今回は、それぞれの特徴と使い分けについてまとめます。

物理削除

物理削除とは、その名の通りデータをDBから完全に削除することです。削除後は、そのデータは残りません。
ストレージ容量を節約できる、検索対象が減ることでパフォーマンスを維持しやすい、というメリットがある反面、データを完全に削除するため仮に誤って消した時の復元が極めて困難になる、というデメリットもあります。

論理削除

論理削除とは、実際にはデータを削除せず、

deleted = true

deleted_at = 2026-07-24

などのフラグを付ける方法です。
例えば

idnamedeleted_at
1田中null
2佐藤2026-07-24

というレコードが保存されている時、

WHERE deleted_at IS NULL

と言った条件式を付けることで、削除済みデータを除外して検索することができます。

仮に誤って消した時の復元が容易である、他テーブルとの整合性を保ちやすい、という点がメリットとして挙げられ、実データが残り続けるためストレージ容量の圧迫につながりやすい、というデメリットがあります。

RDBにおけるデータ削除

RDBにおいては、外部キーやJOINを用いたテーブル同士の連携が重要となります。
例えば

users
 ↓
posts
 ↓
comments

のような関係では、親データ(users)を物理削除すると子データとの整合性が崩れます。
そのため、削除する際はdeletedやdeleted_atといったフラグを持たせる論理削除が一般的となります。

DynamoDBにおけるデータ削除

DynamoDBでもフラグとなるカラムを持たせての論理削除は可能です。
ただし、DynamoDBは外部キーやJOINという概念が存在せず、必要なデータは最初から一緒に持つ設計(デノーマライズ)が基本です。
そのため、親データを物理削除した時も子データとの整合性が崩れることがRDBと比べると少ない傾向にあります。

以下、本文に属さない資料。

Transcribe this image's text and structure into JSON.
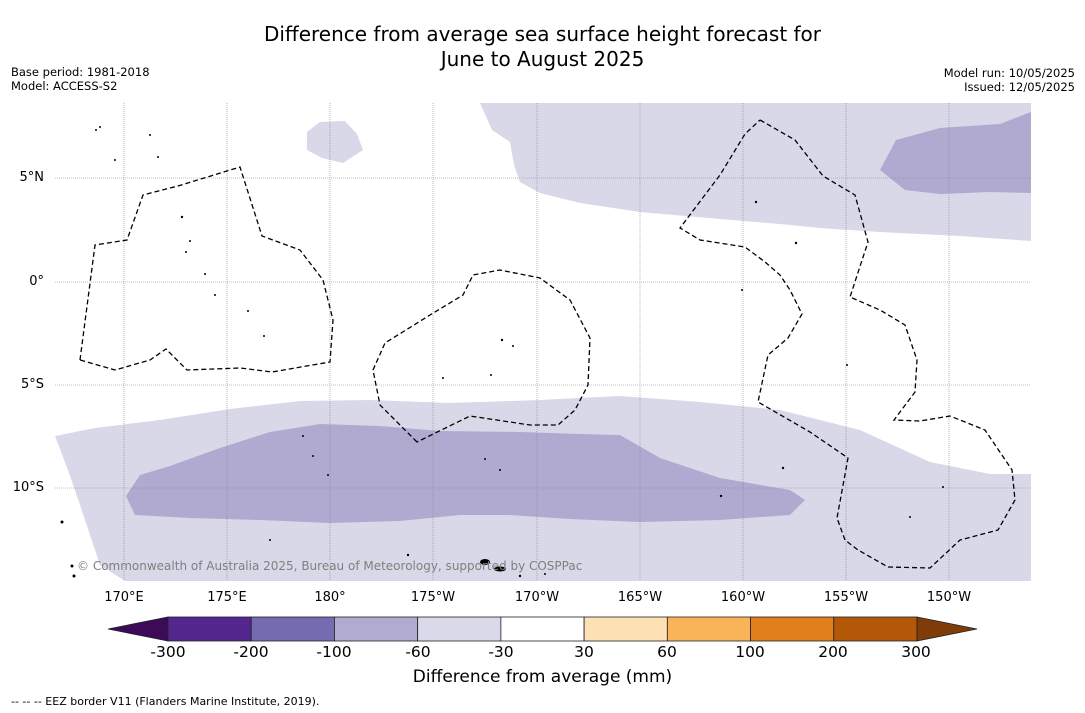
{
  "title": {
    "line1": "Difference from average sea surface height forecast for",
    "line2": "June to August 2025"
  },
  "info_left": {
    "base_period": "Base period: 1981-2018",
    "model": "Model: ACCESS-S2"
  },
  "info_right": {
    "model_run": "Model run: 10/05/2025",
    "issued": "Issued: 12/05/2025"
  },
  "map": {
    "lat_labels": [
      "5°N",
      "0°",
      "5°S",
      "10°S"
    ],
    "lon_labels": [
      "170°E",
      "175°E",
      "180°",
      "175°W",
      "170°W",
      "165°W",
      "160°W",
      "155°W",
      "150°W"
    ],
    "copyright": "© Commonwealth of Australia 2025, Bureau of Meteorology, supported by COSPPac",
    "colors": {
      "light_purple": "#d8d8e8",
      "mid_purple": "#b0a9d0",
      "grid": "#888888"
    }
  },
  "colorbar": {
    "label": "Difference from average (mm)",
    "tick_labels": [
      "-300",
      "-200",
      "-100",
      "-60",
      "-30",
      "30",
      "60",
      "100",
      "200",
      "300"
    ],
    "colors": [
      "#3d0a5a",
      "#54278f",
      "#756bb1",
      "#b1aad1",
      "#d9d9ea",
      "#ffffff",
      "#fde0b4",
      "#f9b45a",
      "#df7e1a",
      "#b35807",
      "#7f3b08"
    ]
  },
  "footnote": "--  --  -- EEZ border V11 (Flanders Marine Institute, 2019)."
}
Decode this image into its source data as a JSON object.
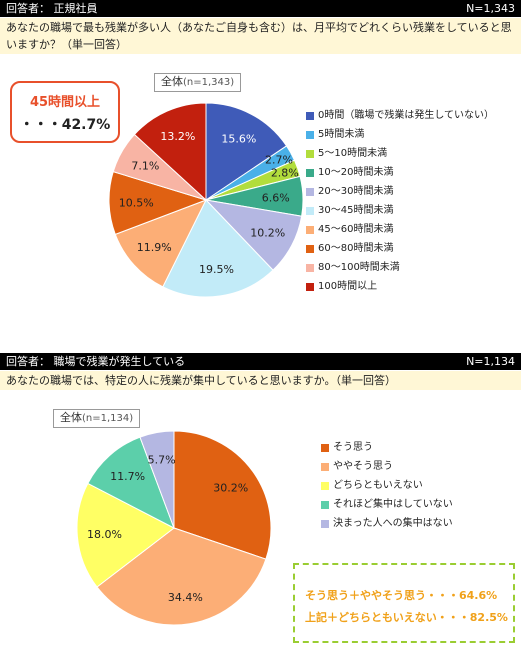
{
  "section1": {
    "respondent": "回答者： 正規社員",
    "n": "N=1,343",
    "question": "あなたの職場で最も残業が多い人（あなたご自身も含む）は、月平均でどれくらい残業をしていると思いますか？（単一回答）",
    "total_label": "全体",
    "total_n": "(n=1,343)",
    "callout_title": "45時間以上",
    "callout_value": "・・・42.7%"
  },
  "section2": {
    "respondent": "回答者： 職場で残業が発生している",
    "n": "N=1,134",
    "question": "あなたの職場では、特定の人に残業が集中していると思いますか。（単一回答）",
    "total_label": "全体",
    "total_n": "(n=1,134)",
    "callout_line1": "そう思う＋ややそう思う・・・64.6%",
    "callout_line2": "上記＋どちらともいえない・・・82.5%"
  },
  "chart_data": [
    {
      "type": "pie",
      "categories": [
        "0時間（職場で残業は発生していない）",
        "5時間未満",
        "5～10時間未満",
        "10～20時間未満",
        "20～30時間未満",
        "30～45時間未満",
        "45～60時間未満",
        "60～80時間未満",
        "80～100時間未満",
        "100時間以上"
      ],
      "values": [
        15.6,
        2.7,
        2.8,
        6.6,
        10.2,
        19.5,
        11.9,
        10.5,
        7.1,
        13.2
      ],
      "colors": [
        "#3f5bb8",
        "#4ab0e8",
        "#b2dd3c",
        "#3aaa8a",
        "#b4b7e2",
        "#c2ebf8",
        "#fcae76",
        "#e06112",
        "#f8b4a4",
        "#c2200e"
      ],
      "label_colors": [
        "#ffffff",
        "#222222",
        "#222222",
        "#222222",
        "#222222",
        "#222222",
        "#222222",
        "#222222",
        "#222222",
        "#ffffff"
      ],
      "labels": [
        "15.6%",
        "2.7%",
        "2.8%",
        "6.6%",
        "10.2%",
        "19.5%",
        "11.9%",
        "10.5%",
        "7.1%",
        "13.2%"
      ]
    },
    {
      "type": "pie",
      "categories": [
        "そう思う",
        "ややそう思う",
        "どちらともいえない",
        "それほど集中はしていない",
        "決まった人への集中はない"
      ],
      "values": [
        30.2,
        34.4,
        18.0,
        11.7,
        5.7
      ],
      "colors": [
        "#e06112",
        "#fcae76",
        "#ffff64",
        "#5ccfaa",
        "#b4b7e2"
      ],
      "label_colors": [
        "#222222",
        "#222222",
        "#222222",
        "#222222",
        "#222222"
      ],
      "labels": [
        "30.2%",
        "34.4%",
        "18.0%",
        "11.7%",
        "5.7%"
      ]
    }
  ]
}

また、DynamoDBでは読み込んだデータ量に応じて料金が発生します。
例えば全データ100万件中90万件が論理削除済みだった場合、検索時には削除済みデータも読み込んだ上で除外するケースがあります。
その場合、結果として読み込みコスト増加、レスポンス悪化につながります。

以上の観点から、DynamoDBでは物理削除の方が相性がいいと言えます。

また、DynamoDBにはTTL(Time To Live)という機能があります。
例えば

deleted_at

とは別に

expire_at

といったカラムを設定すると、設定した日付を超えた場合に自動で物理削除されます。
例として


退会

30日保持

TTLで自動削除

という運用もできます。

どちらを選ぶべきか

一概に「物理削除が良い」「論理削除が良い」とは言えません。選択する時は、以下のような観点を重視するとよいでしょう。

物理削除が向いているケース

  • 一時データ
  • キャッシュ
  • ログ
  • セッション情報
  • 復元不要なデータ
  • データ量が非常に多い

論理削除が向いているケース

  • ユーザー情報
  • 投稿
  • 注文履歴
  • 契約情報
  • 復元の可能性があるデータ
  • 監査・履歴が必要なデータ

まとめ

データ削除はシステムの運用や将来の保守性に大きく関わる設計要素です。
一般的に、RDBでは外部キーやJOINとの整合性を保つため、論理削除が採用されるケースが多いです。一方DynamoDBでは、シンプルなアクセスパターンとコスト効率を重視し、物理削除を基本としつつ、必要に応じて論理削除やTTLを組み合わせる設計がよく採られます。

重要なのは、「どちらが優れているか」ではなく、データの性質やシステム要件に応じて適切な削除方法を選択することです。削除後の復元の必要性、履歴保持、参照整合性、ストレージコスト、検索性能などを総合的に考慮し、最適な設計を選ぶことが重要です。